05/04/2022 Questions juridiques et droits de l'homme
La Commission Juridique, réunie à Paris, a dénoncé l’usage excessif fréquent de la force par les forces de l’ordre des Etats membres, « en violation des principes de nécessité, de proportionnalité, de précaution et de non-discrimination », que ce soit pour maintenir l’ordre lors de manifestations pacifiques, gérer les flux de migrants irréguliers ou rétablir l’ordre public dans des situations d’après-conflit. « Ce recours excessif à la force par les forces de police ne représente pas des cas isolés, mais s’inscrit dans une tendance systémique », s’inquiètent les parlementaires.
Le rapport d’Oleksandr Merezhko (Ukraine, SOC), adopté par la commission, présente une analyse de la situation actuelle en Europe, et évoque des incidents où la force excessive a été utilisée pour « mettre fin à des manifestations pacifiques ou les disperser « (en Arménie, Azerbaïdjan, au Bélarus, en Fédération de Russie, France, République de Moldova, Serbie Turquie, Ukraine), pour « stopper l’afflux de migrants » (en Croatie, Espagne, France, Grèce, Hongrie), ou encore « dans des situations d’après-conflit » (en Crimée ou dans le cadre du conflit du Haut-Karabakh).

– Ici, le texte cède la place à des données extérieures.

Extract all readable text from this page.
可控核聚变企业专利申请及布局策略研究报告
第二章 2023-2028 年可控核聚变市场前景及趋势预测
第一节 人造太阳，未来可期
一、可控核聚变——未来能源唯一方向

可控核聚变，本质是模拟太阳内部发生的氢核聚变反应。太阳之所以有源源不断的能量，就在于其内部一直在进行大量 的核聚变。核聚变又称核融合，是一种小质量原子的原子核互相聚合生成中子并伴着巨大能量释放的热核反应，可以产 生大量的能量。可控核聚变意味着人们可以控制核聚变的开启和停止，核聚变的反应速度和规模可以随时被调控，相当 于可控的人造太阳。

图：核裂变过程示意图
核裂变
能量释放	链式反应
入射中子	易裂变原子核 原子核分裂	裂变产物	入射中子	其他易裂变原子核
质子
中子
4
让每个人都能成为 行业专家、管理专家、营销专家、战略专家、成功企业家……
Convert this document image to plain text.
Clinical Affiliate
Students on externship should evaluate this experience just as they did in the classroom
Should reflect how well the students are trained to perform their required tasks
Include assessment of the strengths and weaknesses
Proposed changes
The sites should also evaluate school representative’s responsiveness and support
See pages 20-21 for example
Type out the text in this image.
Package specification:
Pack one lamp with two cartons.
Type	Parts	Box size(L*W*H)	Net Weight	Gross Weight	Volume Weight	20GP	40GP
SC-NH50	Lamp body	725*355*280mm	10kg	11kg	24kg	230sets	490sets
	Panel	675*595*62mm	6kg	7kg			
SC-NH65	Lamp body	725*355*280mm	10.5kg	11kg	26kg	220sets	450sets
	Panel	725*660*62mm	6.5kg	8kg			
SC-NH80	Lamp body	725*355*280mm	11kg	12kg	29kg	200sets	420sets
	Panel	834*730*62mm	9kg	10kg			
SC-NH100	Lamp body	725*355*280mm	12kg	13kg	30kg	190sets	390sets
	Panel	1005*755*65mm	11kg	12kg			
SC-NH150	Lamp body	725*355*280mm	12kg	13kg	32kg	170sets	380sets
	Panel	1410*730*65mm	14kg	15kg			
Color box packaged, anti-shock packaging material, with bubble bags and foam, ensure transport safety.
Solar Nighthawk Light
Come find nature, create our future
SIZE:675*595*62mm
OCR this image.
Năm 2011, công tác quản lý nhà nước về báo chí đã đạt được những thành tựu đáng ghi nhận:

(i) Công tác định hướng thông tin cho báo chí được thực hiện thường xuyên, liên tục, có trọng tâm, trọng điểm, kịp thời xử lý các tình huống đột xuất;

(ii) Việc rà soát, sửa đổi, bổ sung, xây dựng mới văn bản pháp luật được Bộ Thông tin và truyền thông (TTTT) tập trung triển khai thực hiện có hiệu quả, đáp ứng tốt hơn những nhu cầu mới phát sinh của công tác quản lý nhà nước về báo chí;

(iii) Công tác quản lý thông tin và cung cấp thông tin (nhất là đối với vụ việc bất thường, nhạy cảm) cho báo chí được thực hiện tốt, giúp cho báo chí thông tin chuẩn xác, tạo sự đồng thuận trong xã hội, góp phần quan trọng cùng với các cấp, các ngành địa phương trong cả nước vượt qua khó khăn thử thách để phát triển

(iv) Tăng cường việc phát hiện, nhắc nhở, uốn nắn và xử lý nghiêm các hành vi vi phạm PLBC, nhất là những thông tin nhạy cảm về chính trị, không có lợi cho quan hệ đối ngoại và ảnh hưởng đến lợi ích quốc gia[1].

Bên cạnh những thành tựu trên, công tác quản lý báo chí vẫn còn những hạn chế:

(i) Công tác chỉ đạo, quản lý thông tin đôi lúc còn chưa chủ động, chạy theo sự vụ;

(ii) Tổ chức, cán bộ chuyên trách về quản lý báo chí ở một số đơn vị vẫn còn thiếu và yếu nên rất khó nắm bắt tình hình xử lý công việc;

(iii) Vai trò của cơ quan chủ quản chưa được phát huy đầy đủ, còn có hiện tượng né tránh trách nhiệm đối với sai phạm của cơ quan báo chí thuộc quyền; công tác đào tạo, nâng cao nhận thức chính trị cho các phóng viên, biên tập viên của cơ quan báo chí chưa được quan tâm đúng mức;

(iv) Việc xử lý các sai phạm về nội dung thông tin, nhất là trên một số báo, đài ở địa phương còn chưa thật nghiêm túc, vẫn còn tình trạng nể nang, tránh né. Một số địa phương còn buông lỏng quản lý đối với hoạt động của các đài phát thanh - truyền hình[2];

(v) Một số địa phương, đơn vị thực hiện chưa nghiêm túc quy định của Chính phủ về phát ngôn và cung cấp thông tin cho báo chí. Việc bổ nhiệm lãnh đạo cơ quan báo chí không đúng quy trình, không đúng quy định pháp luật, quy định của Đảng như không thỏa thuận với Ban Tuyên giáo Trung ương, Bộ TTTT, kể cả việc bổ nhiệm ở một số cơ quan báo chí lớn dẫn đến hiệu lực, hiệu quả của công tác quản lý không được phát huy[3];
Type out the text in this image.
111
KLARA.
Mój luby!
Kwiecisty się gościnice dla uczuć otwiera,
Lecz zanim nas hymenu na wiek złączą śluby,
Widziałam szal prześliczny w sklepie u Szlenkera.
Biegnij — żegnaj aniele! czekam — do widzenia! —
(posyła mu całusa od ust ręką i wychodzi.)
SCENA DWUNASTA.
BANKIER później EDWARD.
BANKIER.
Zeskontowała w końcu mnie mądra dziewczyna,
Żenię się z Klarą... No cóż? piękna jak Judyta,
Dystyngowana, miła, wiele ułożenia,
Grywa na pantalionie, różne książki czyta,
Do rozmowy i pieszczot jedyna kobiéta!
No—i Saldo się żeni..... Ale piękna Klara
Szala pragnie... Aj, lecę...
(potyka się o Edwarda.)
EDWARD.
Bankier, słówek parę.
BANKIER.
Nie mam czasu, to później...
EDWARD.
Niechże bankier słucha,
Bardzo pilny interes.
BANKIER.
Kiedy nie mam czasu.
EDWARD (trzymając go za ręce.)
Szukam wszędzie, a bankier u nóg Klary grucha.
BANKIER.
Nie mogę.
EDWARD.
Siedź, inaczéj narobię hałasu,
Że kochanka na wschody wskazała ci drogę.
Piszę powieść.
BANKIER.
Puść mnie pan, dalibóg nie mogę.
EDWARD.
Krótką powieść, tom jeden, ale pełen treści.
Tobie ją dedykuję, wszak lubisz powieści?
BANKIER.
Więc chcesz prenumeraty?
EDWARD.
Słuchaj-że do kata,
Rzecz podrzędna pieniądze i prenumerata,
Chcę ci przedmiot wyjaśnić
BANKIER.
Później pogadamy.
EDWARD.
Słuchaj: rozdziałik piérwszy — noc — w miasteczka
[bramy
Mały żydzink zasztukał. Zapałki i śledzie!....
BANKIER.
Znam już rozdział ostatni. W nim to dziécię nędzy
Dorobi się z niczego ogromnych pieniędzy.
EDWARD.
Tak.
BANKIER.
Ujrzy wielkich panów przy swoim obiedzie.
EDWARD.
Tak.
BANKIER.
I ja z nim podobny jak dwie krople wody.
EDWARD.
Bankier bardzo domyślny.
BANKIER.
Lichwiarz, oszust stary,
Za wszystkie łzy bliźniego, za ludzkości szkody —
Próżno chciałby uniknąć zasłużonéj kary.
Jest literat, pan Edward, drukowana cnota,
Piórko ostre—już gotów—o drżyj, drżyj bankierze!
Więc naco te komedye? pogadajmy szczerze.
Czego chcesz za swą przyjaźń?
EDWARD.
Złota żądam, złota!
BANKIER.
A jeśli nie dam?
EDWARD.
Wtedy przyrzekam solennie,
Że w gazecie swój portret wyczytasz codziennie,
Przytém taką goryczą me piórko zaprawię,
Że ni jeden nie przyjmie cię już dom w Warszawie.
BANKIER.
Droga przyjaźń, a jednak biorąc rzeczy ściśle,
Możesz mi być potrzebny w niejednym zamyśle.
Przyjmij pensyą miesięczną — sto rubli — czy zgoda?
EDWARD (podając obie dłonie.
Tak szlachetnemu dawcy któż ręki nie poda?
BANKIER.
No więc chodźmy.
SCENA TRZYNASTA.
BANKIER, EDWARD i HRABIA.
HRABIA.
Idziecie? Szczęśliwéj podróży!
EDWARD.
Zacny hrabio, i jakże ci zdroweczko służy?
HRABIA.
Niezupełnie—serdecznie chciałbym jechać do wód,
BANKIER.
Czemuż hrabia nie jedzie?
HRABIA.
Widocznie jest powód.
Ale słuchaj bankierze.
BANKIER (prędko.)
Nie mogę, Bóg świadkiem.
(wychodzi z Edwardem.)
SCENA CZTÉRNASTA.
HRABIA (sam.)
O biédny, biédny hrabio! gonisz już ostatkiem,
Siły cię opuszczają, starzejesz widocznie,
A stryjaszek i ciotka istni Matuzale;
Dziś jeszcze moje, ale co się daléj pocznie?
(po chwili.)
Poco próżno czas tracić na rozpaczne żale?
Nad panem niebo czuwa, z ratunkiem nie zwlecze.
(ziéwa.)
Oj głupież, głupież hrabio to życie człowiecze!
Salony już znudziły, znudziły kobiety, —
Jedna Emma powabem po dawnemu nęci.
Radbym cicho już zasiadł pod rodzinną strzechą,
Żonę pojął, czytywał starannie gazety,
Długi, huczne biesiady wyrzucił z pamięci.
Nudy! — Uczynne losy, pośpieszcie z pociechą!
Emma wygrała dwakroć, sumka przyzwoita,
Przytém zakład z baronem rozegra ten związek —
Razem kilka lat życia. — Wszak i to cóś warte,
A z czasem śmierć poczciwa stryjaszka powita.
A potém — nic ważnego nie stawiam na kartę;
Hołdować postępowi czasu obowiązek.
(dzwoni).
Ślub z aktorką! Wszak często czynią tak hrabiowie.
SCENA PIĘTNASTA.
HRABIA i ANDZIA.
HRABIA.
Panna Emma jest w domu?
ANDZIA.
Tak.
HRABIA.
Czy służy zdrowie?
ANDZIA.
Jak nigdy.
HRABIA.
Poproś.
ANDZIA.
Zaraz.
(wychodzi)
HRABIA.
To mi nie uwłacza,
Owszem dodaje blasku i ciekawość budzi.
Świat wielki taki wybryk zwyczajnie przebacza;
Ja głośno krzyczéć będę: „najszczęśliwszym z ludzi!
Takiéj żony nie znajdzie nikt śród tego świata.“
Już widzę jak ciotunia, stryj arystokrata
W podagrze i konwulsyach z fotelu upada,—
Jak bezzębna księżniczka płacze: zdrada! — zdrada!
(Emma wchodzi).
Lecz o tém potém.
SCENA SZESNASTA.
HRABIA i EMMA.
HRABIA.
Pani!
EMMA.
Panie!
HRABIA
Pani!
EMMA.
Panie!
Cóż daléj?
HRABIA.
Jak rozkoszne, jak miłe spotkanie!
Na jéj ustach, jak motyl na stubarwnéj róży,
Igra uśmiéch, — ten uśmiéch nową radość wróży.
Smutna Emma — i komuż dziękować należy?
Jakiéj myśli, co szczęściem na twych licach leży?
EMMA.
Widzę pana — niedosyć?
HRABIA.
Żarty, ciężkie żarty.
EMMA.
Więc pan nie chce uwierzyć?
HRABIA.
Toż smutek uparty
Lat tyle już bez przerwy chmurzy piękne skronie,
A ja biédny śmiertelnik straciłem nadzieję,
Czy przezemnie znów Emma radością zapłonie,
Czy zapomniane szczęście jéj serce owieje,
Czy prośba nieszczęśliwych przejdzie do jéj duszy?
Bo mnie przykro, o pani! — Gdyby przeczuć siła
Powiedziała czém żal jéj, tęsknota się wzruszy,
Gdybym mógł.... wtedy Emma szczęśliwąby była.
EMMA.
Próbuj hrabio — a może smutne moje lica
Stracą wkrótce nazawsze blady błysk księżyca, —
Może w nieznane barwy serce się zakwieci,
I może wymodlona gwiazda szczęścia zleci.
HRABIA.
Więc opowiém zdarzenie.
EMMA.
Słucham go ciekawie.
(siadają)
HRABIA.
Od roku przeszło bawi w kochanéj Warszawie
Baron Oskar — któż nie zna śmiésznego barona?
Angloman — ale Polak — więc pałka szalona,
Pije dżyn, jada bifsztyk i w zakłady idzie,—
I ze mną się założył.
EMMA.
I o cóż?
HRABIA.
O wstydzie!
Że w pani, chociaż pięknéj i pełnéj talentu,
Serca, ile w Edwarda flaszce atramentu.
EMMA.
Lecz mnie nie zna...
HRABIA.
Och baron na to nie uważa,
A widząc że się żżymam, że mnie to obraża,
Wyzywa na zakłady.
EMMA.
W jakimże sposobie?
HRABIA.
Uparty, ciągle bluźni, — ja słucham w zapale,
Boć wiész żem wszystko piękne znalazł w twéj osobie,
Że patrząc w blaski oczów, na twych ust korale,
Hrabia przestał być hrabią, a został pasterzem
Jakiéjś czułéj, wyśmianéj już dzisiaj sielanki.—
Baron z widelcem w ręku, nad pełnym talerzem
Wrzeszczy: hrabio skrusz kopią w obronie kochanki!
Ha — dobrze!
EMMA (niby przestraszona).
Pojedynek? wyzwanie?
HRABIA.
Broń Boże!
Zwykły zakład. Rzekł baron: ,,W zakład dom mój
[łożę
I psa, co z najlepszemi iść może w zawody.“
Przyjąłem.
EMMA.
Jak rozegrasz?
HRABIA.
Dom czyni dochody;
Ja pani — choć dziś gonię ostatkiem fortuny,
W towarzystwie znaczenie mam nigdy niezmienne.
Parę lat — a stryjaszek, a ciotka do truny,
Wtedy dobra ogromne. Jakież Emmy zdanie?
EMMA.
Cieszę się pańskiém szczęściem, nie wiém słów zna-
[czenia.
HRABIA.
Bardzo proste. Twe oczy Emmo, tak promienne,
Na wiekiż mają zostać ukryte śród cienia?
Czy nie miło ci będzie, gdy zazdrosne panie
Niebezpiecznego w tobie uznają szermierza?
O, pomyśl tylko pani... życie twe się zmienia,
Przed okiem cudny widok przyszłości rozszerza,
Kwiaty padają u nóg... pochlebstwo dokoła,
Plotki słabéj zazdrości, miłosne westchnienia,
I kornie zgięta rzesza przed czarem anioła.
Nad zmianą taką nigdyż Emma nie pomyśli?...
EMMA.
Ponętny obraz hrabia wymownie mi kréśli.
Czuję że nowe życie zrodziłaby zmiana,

Dans ce contexte, la commission estime que les législations nationales devraient s’appuyer sur les principes juridiques internationaux ; prévenir et sanctionner l’usage excessif de la force par les forces de l’ordre, quel que soit le contexte ; et réglementer l’utilisation d’armes et autres outils létaux ou non létaux. Elle préconise également de mettre en place des mécanismes indépendants, au sein ou en dehors des institutions de police, pour mener des enquêtes rapides, afin que les personnes impliquées aient à répondre de leurs actes.
Enfin, la commission propose que le Comité des Ministres adopte une nouvelle recommandation portant spécifiquement sur l’usage de la force dans les activités de police, et mette à jour ses recommandations antérieures sur l’éthique de la police et la lutte contre l’impunité. Selon la commission, le Comité des Ministres devrait en outre « lancer le processus de rédaction d’une nouvelle Convention du Conseil de l’Europe sur la prévention des excès de violence policière », qui codifierait les normes les plus strictes et les bonnes pratiques dans ce domaine.